Niet alleen de vliegtuigen baarden Model zorgen, maar ook de mijnenvelden die waren aangelegd. Vele tanks gingen hopeloos verloren door mijnen. Een andere consequentie van deze mijnenvelden was, dat men niet veel bewegingsvrijheid had en tanks een nóg gemakkelijker doelwit werden voor antitankgeschut. De infanterie kon niet meer profiteren van de dekking, die oprukkende tanks haar normaal gesproken boden.
Na hevige gevechten wisten de Duitsers door de eerste verdedigingslinie van de Russen heen te breken. De tegenaanval die daarop werd ingezet door de Russen kon worden afgeslagen.
De dag erna hervatten de Duitsers hun offensieve acties. De Russen bestookten de Duitsers wederom. Dit keer met meer succes dan de vorige dag. De Duitsers leden gevoelige verliezen. Ondanks deze zware verliezen wisten de Duitsers toch door te stoten naar Ponjri en Molotjstsji. De zege was echter van korte duur aangezien de Russen zich snel wisten te herstellen en de verloren stellingen te heroveren. De gebieden zouden diezelfde dag nog twee maal van partij veranderen. Model gaf het bevel om de stad Ponjri in te nemen om er dan een sterke verdedigingsstelling van te maken. Maar wat de Duitsers ook probeerden, dit gelukte hen niet.
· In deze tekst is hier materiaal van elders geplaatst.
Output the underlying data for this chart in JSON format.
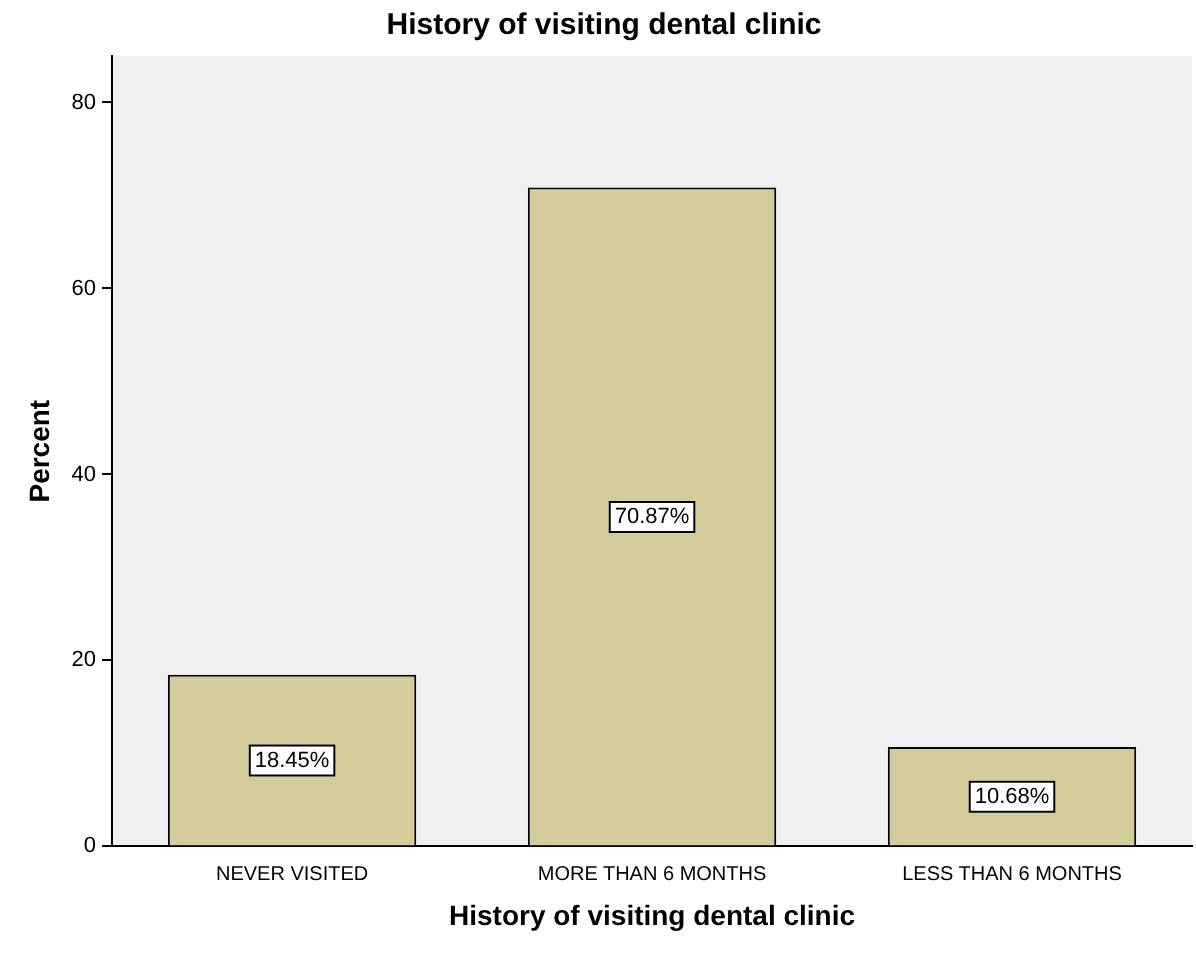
{
  "chart_data": {
    "type": "bar",
    "title": "History of visiting dental clinic",
    "xlabel": "History of visiting dental clinic",
    "ylabel": "Percent",
    "categories": [
      "NEVER VISITED",
      "MORE THAN 6 MONTHS",
      "LESS THAN 6 MONTHS"
    ],
    "values": [
      18.45,
      70.87,
      10.68
    ],
    "value_labels": [
      "18.45%",
      "70.87%",
      "10.68%"
    ],
    "color": "#d3cb9b",
    "ylim": [
      0,
      85
    ],
    "yticks": [
      0,
      20,
      40,
      60,
      80
    ],
    "grid": false,
    "legend": false
  }
}
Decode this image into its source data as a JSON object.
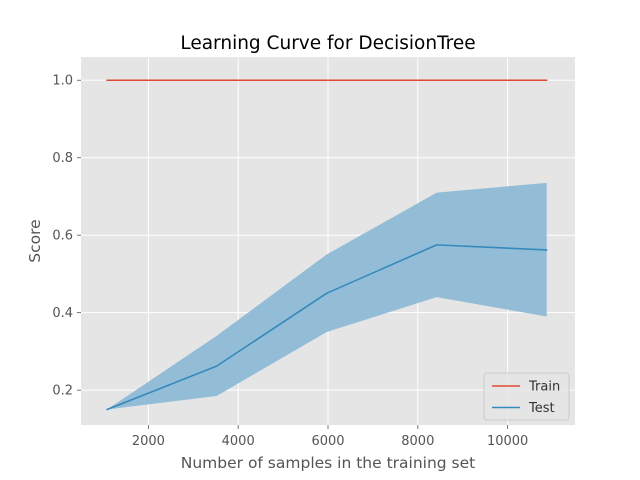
{
  "chart_data": {
    "type": "line",
    "title": "Learning Curve for DecisionTree",
    "xlabel": "Number of samples in the training set",
    "ylabel": "Score",
    "xlim": [
      500,
      11500
    ],
    "ylim": [
      0.11,
      1.06
    ],
    "xticks": [
      2000,
      4000,
      6000,
      8000,
      10000
    ],
    "yticks": [
      0.2,
      0.4,
      0.6,
      0.8,
      1.0
    ],
    "xtick_labels": [
      "2000",
      "4000",
      "6000",
      "8000",
      "10000"
    ],
    "ytick_labels": [
      "0.2",
      "0.4",
      "0.6",
      "0.8",
      "1.0"
    ],
    "x": [
      1080,
      3520,
      5970,
      8420,
      10870
    ],
    "series": [
      {
        "name": "Train",
        "values": [
          1.0,
          1.0,
          1.0,
          1.0,
          1.0
        ],
        "color": "#E24A33"
      },
      {
        "name": "Test",
        "values": [
          0.15,
          0.262,
          0.45,
          0.575,
          0.562
        ],
        "color": "#348ABD",
        "band_lower": [
          0.15,
          0.185,
          0.35,
          0.44,
          0.39
        ],
        "band_upper": [
          0.15,
          0.34,
          0.55,
          0.71,
          0.735
        ],
        "band_color": "#8EBAD6"
      }
    ],
    "grid": true,
    "legend_position": "lower-right",
    "style": {
      "background": "#E5E5E5",
      "grid_color": "#FFFFFF",
      "axis_edge": "#FFFFFF"
    }
  }
}
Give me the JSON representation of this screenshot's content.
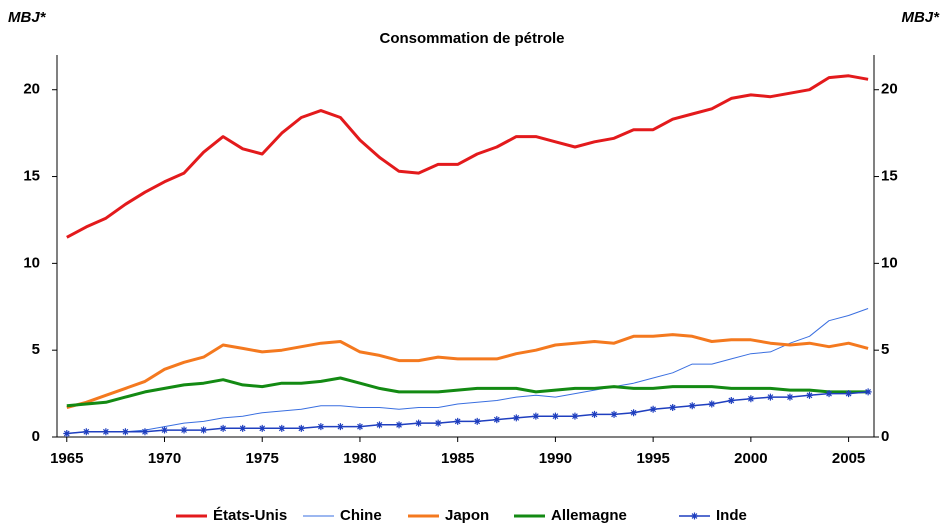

Aan de zuidkant van de saillant hadden de Duitsers het gemakkelijker, omdat de Russen al hun slagkracht nodig hadden om de hoofdaanval van Model in het noorden af te slaan. Generaal Hoth leidde de troepen in het zuiden. Hij wilde oprukken naar Obojan, maar stuitte op Russische tanks en infanterie. Hij wilde daarom eerst afrekenen met de Russische versterkingen nabij Prochorovka. Na een reeks van gevechten lag de weg naar Prochorovka open. Later op de dag werden ook de tanks –en infanterietroepen, die hen eerst de weg versperden, verslagen. Daardoor konden de Duitsers alsnog doorstoten naar Obojan.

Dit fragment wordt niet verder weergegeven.